Süddeutsche Zeitung

Handball:Reich wird er nicht

Harald Feuchtmann vom Handball-Bayernligisten DJK Waldbüttelbrunn ist wie seine beiden Brüder bei der Weltmeisterschaft in Frankreich für den deutschen Gruppengegner Chile im Einsatz.

Von Joachim Mölter

An diesem Wochenende könnten sie bei der DJK Waldbüttelbrunn jeden Mann gebrauchen, da müssen die Handballer aus dem Würzburger Vorort nämlich gleich zweimal antreten: Am Samstagabend erwarten sie den SV Anzing zum Bayernliga-Punktspiel, am Sonntagnachmittag dann den TSV Neuhausen/Filder zum Achtelfinale im deutschen Amateurpokal. Doch an diesem Wochenende müssen sie auf einen ihrer Besten verzichten, den Linksaußen Harald Feuchtmann. "Es wär' schon schön, wenn er da wär'", gibt Winfried Körner zu, der Vorstand Spielbetrieb des unterfränkischen Klubs: "Er fehlt uns mit seiner Routine." Andererseits versteht Körner, dass Feuchtmann gerade unabkömmlich ist. Der 29-Jährige wird am Freitag bei der Weltmeisterschaft in Frankreich gebraucht - "im wichtigsten Spiel in der Geschichte des chilenischen Handballs", wie sein Bruder Erwin sagt.
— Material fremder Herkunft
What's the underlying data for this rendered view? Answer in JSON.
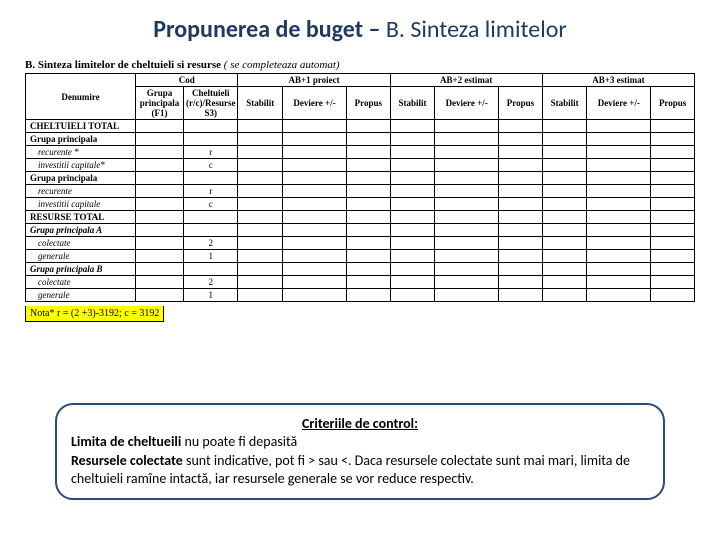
{
  "title": {
    "bold": "Propunerea de buget – ",
    "normal": "B. Sinteza limitelor"
  },
  "sectionHeader": {
    "label": "B. Sinteza limitelor de cheltuieli si  resurse ",
    "note": "( se completeaza automat)"
  },
  "table": {
    "periodGroups": [
      "Cod",
      "AB+1 proiect",
      "AB+2 estimat",
      "AB+3 estimat"
    ],
    "colHeaders": {
      "denumire": "Denumire",
      "grupa": "Grupa principala (F1)",
      "cheltuieli": "Cheltuieli (r/c)/Resurse S3)",
      "stabilit": "Stabilit",
      "deviere": "Deviere +/-",
      "propus": "Propus"
    },
    "rows": [
      {
        "label": "CHELTUIELI TOTAL",
        "bold": true,
        "italic": false,
        "indent": 0,
        "c1": "",
        "c2": ""
      },
      {
        "label": "Grupa principala",
        "bold": true,
        "italic": false,
        "indent": 0,
        "c1": "",
        "c2": ""
      },
      {
        "label": "recurente *",
        "bold": false,
        "italic": true,
        "indent": 1,
        "c1": "",
        "c2": "r"
      },
      {
        "label": "investitii capitale*",
        "bold": false,
        "italic": true,
        "indent": 1,
        "c1": "",
        "c2": "c"
      },
      {
        "label": "Grupa principala",
        "bold": true,
        "italic": false,
        "indent": 0,
        "c1": "",
        "c2": ""
      },
      {
        "label": "recurente",
        "bold": false,
        "italic": true,
        "indent": 1,
        "c1": "",
        "c2": "r"
      },
      {
        "label": "investitii capitale",
        "bold": false,
        "italic": true,
        "indent": 1,
        "c1": "",
        "c2": "c"
      },
      {
        "label": "RESURSE TOTAL",
        "bold": true,
        "italic": false,
        "indent": 0,
        "c1": "",
        "c2": ""
      },
      {
        "label": "Grupa principala A",
        "bold": true,
        "italic": true,
        "indent": 0,
        "c1": "",
        "c2": ""
      },
      {
        "label": "colectate",
        "bold": false,
        "italic": true,
        "indent": 1,
        "c1": "",
        "c2": "2"
      },
      {
        "label": "generale",
        "bold": false,
        "italic": true,
        "indent": 1,
        "c1": "",
        "c2": "1"
      },
      {
        "label": "Grupa principala B",
        "bold": true,
        "italic": true,
        "indent": 0,
        "c1": "",
        "c2": ""
      },
      {
        "label": "colectate",
        "bold": false,
        "italic": true,
        "indent": 1,
        "c1": "",
        "c2": "2"
      },
      {
        "label": "generale",
        "bold": false,
        "italic": true,
        "indent": 1,
        "c1": "",
        "c2": "1"
      }
    ]
  },
  "footnote": "Nota* r = (2 +3)-3192; c = 3192",
  "criteria": {
    "title": "Criteriile de control:",
    "line1_b": "Limita de cheltueili ",
    "line1": "nu poate fi depasită",
    "line2_b": "Resursele  colectate  ",
    "line2": "sunt indicative, pot fi > sau <. Daca resursele colectate sunt mai mari,  limita de cheltuieli ramîne intactă, iar resursele generale se vor reduce respectiv."
  }
}
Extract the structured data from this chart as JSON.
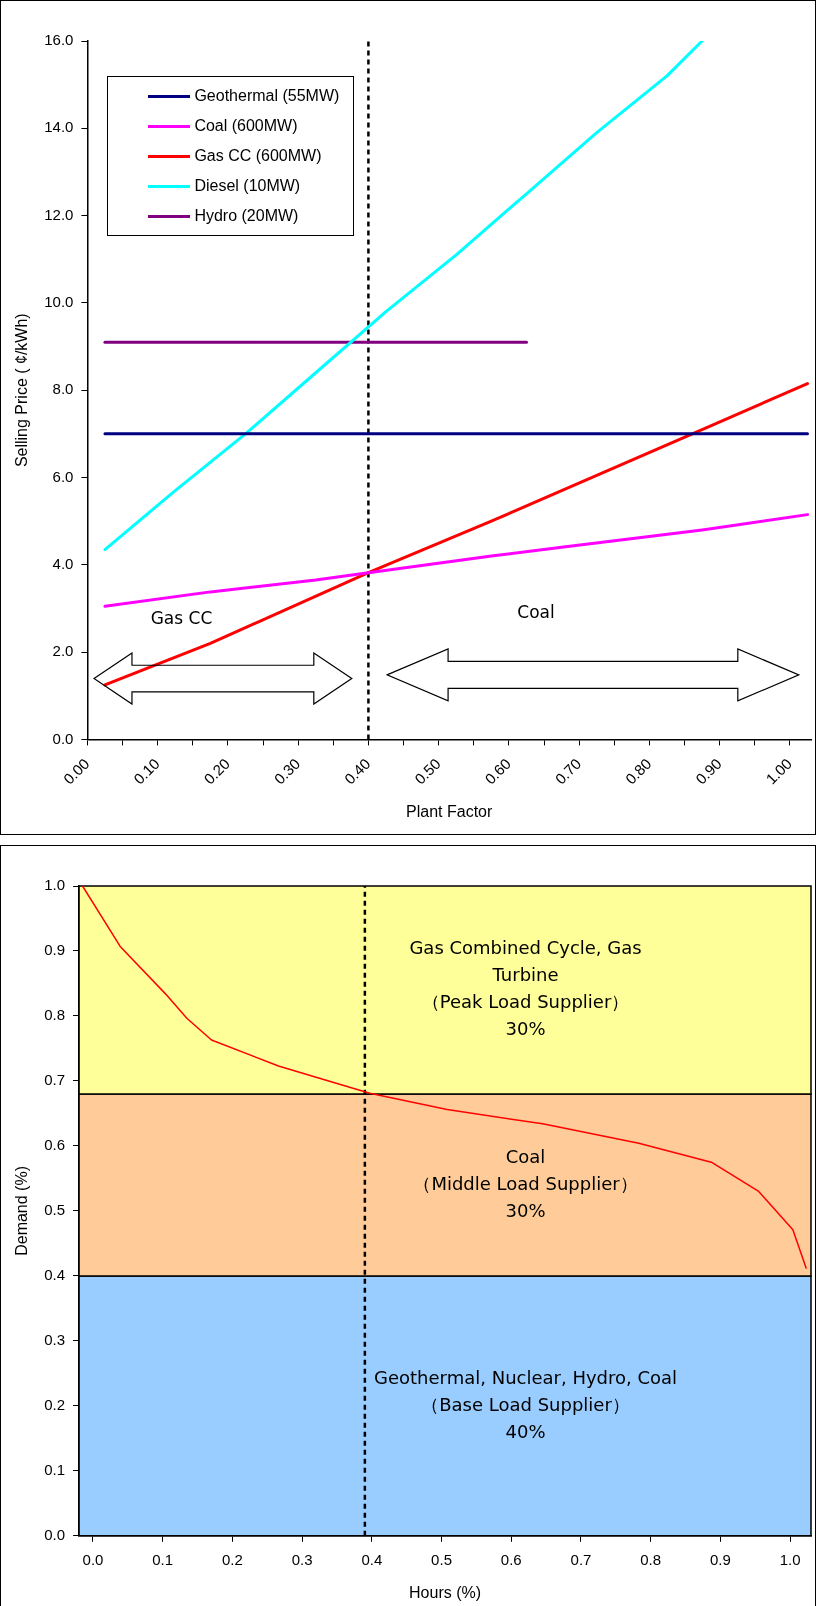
{
  "chart_data": [
    {
      "type": "line",
      "xlabel": "Plant Factor",
      "ylabel": "Selling Price ( ¢/kWh)",
      "legend": "top left",
      "grid": false,
      "xlim": [
        0,
        1.03
      ],
      "xticks": [
        {
          "value": 0,
          "label": "0.00"
        },
        {
          "value": 0.05,
          "label": null
        },
        {
          "value": 0.1,
          "label": "0.10"
        },
        {
          "value": 0.15,
          "label": null
        },
        {
          "value": 0.2,
          "label": "0.20"
        },
        {
          "value": 0.25,
          "label": null
        },
        {
          "value": 0.3,
          "label": "0.30"
        },
        {
          "value": 0.35,
          "label": null
        },
        {
          "value": 0.4,
          "label": "0.40"
        },
        {
          "value": 0.45,
          "label": null
        },
        {
          "value": 0.5,
          "label": "0.50"
        },
        {
          "value": 0.55,
          "label": null
        },
        {
          "value": 0.6,
          "label": "0.60"
        },
        {
          "value": 0.65,
          "label": null
        },
        {
          "value": 0.7,
          "label": "0.70"
        },
        {
          "value": 0.75,
          "label": null
        },
        {
          "value": 0.8,
          "label": "0.80"
        },
        {
          "value": 0.85,
          "label": null
        },
        {
          "value": 0.9,
          "label": "0.90"
        },
        {
          "value": 0.95,
          "label": null
        },
        {
          "value": 1,
          "label": "1.00"
        }
      ],
      "ylim": [
        0,
        16
      ],
      "yticks": [
        {
          "value": 0,
          "label": "0.0"
        },
        {
          "value": 2,
          "label": "2.0"
        },
        {
          "value": 4,
          "label": "4.0"
        },
        {
          "value": 6,
          "label": "6.0"
        },
        {
          "value": 8,
          "label": "8.0"
        },
        {
          "value": 10,
          "label": "10.0"
        },
        {
          "value": 12,
          "label": "12.0"
        },
        {
          "value": 14,
          "label": "14.0"
        },
        {
          "value": 16,
          "label": "16.0"
        }
      ],
      "ref_lines": [
        {
          "axis": "x",
          "value": 0.4,
          "color": "#000000",
          "line_style": "dashed"
        }
      ],
      "annotations": [
        "Gas CC",
        "Coal"
      ],
      "series": [
        {
          "name": "Geothermal (55MW)",
          "color": "#000080",
          "x": [
            0.025,
            1.025
          ],
          "values": [
            7.0,
            7.0
          ]
        },
        {
          "name": "Coal (600MW)",
          "color": "#ff00ff",
          "x": [
            0.025,
            0.175,
            0.325,
            0.4,
            0.575,
            0.675,
            0.875,
            1.025
          ],
          "values": [
            3.05,
            3.38,
            3.65,
            3.82,
            4.2,
            4.4,
            4.8,
            5.15
          ]
        },
        {
          "name": "Gas CC (600MW)",
          "color": "#ff0000",
          "x": [
            0.025,
            0.175,
            0.4,
            0.575,
            0.775,
            0.875,
            1.025
          ],
          "values": [
            1.25,
            2.2,
            3.82,
            5.0,
            6.4,
            7.1,
            8.15
          ]
        },
        {
          "name": "Diesel (10MW)",
          "color": "#00ffff",
          "x": [
            0.025,
            0.125,
            0.225,
            0.325,
            0.425,
            0.525,
            0.625,
            0.725,
            0.825,
            0.875
          ],
          "values": [
            4.35,
            5.7,
            7.0,
            8.4,
            9.8,
            11.1,
            12.5,
            13.9,
            15.2,
            16.0
          ]
        },
        {
          "name": "Hydro (20MW)",
          "color": "#800080",
          "x": [
            0.025,
            0.625
          ],
          "values": [
            9.1,
            9.1
          ]
        }
      ]
    },
    {
      "type": "line",
      "xlabel": "Hours (%)",
      "ylabel": "Demand (%)",
      "grid": false,
      "xlim": [
        -0.02,
        1.03
      ],
      "xticks": [
        {
          "value": 0,
          "label": "0.0"
        },
        {
          "value": 0.1,
          "label": "0.1"
        },
        {
          "value": 0.2,
          "label": "0.2"
        },
        {
          "value": 0.3,
          "label": "0.3"
        },
        {
          "value": 0.4,
          "label": "0.4"
        },
        {
          "value": 0.5,
          "label": "0.5"
        },
        {
          "value": 0.6,
          "label": "0.6"
        },
        {
          "value": 0.7,
          "label": "0.7"
        },
        {
          "value": 0.8,
          "label": "0.8"
        },
        {
          "value": 0.9,
          "label": "0.9"
        },
        {
          "value": 1,
          "label": "1.0"
        }
      ],
      "ylim": [
        0,
        1
      ],
      "yticks": [
        {
          "value": 0,
          "label": "0.0"
        },
        {
          "value": 0.1,
          "label": "0.1"
        },
        {
          "value": 0.2,
          "label": "0.2"
        },
        {
          "value": 0.3,
          "label": "0.3"
        },
        {
          "value": 0.4,
          "label": "0.4"
        },
        {
          "value": 0.5,
          "label": "0.5"
        },
        {
          "value": 0.6,
          "label": "0.6"
        },
        {
          "value": 0.7,
          "label": "0.7"
        },
        {
          "value": 0.8,
          "label": "0.8"
        },
        {
          "value": 0.9,
          "label": "0.9"
        },
        {
          "value": 1,
          "label": "1.0"
        }
      ],
      "bands": [
        {
          "axis": "y",
          "from": 0,
          "to": 0.4,
          "color": "#99ccff",
          "label": "Geothermal, Nuclear, Hydro, Coal\n（Base Load Supplier）\n40%"
        },
        {
          "axis": "y",
          "from": 0.4,
          "to": 0.68,
          "color": "#ffcc99",
          "label": "Coal\n（Middle Load Supplier）\n30%"
        },
        {
          "axis": "y",
          "from": 0.68,
          "to": 1.0,
          "color": "#ffff99",
          "label": "Gas Combined Cycle, Gas\nTurbine\n（Peak Load Supplier）\n30%"
        }
      ],
      "ref_lines": [
        {
          "axis": "x",
          "value": 0.39,
          "color": "#000000",
          "line_style": "dashed"
        }
      ],
      "series": [
        {
          "color": "#ff0000",
          "x": [
            -0.015,
            0.039,
            0.104,
            0.135,
            0.17,
            0.266,
            0.397,
            0.508,
            0.645,
            0.783,
            0.887,
            0.955,
            1.004,
            1.023
          ],
          "values": [
            1.0,
            0.907,
            0.834,
            0.796,
            0.763,
            0.723,
            0.681,
            0.656,
            0.634,
            0.604,
            0.575,
            0.53,
            0.471,
            0.412
          ]
        }
      ]
    }
  ]
}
Chiles Auswahl kann zum ersten Mal in die K.o.-Runde eines globalen Turniers einziehen, unter die besten 16 Teams. Sie haben zum Turnierauftakt überraschend Weißrussland besiegt, 32:28, und wenn sie nun noch gegen Saudi-Arabien gewinnen, wäre das der größte Erfolg ihres Verbandes. "Das schaffen sie auch", glaubt Körner, "ich drücke ihnen jedenfalls die Daumen - auch wenn ich dann länger auf Harald warten muss." In seiner Stimme schwingt Stolz mit, "es macht schon Spaß, wenn man jemanden kennt, der bei einer WM dabei ist", gibt er zu. Es ist ja nicht alltäglich, dass man als Viertligist einen aktuellen WM-Teilnehmer in seinen Reihe hat.

Aber die Familie Feuchtmann ist ja auch nicht alltäglich. Harald Feuchtmann ist der mittlere von drei Brüdern, die gerade bei der WM für Chile im Einsatz sind, ebenso wie ihre Schwester Inga. Die erledigt zweckmäßigerweise die Medienarbeit für den Verband, und im Vorrundenspielort Rouen waren die Feuchtmann-Brüder gefragte Gesprächspartner. Chiles Auswahl war ja nicht nur Gruppengegner der Deutschen, sondern logierte auch im selben Hotel; klar, dass viele wissen wollten, was es auf sich hat mit den drei Chilenen und ihren deutschen Namen.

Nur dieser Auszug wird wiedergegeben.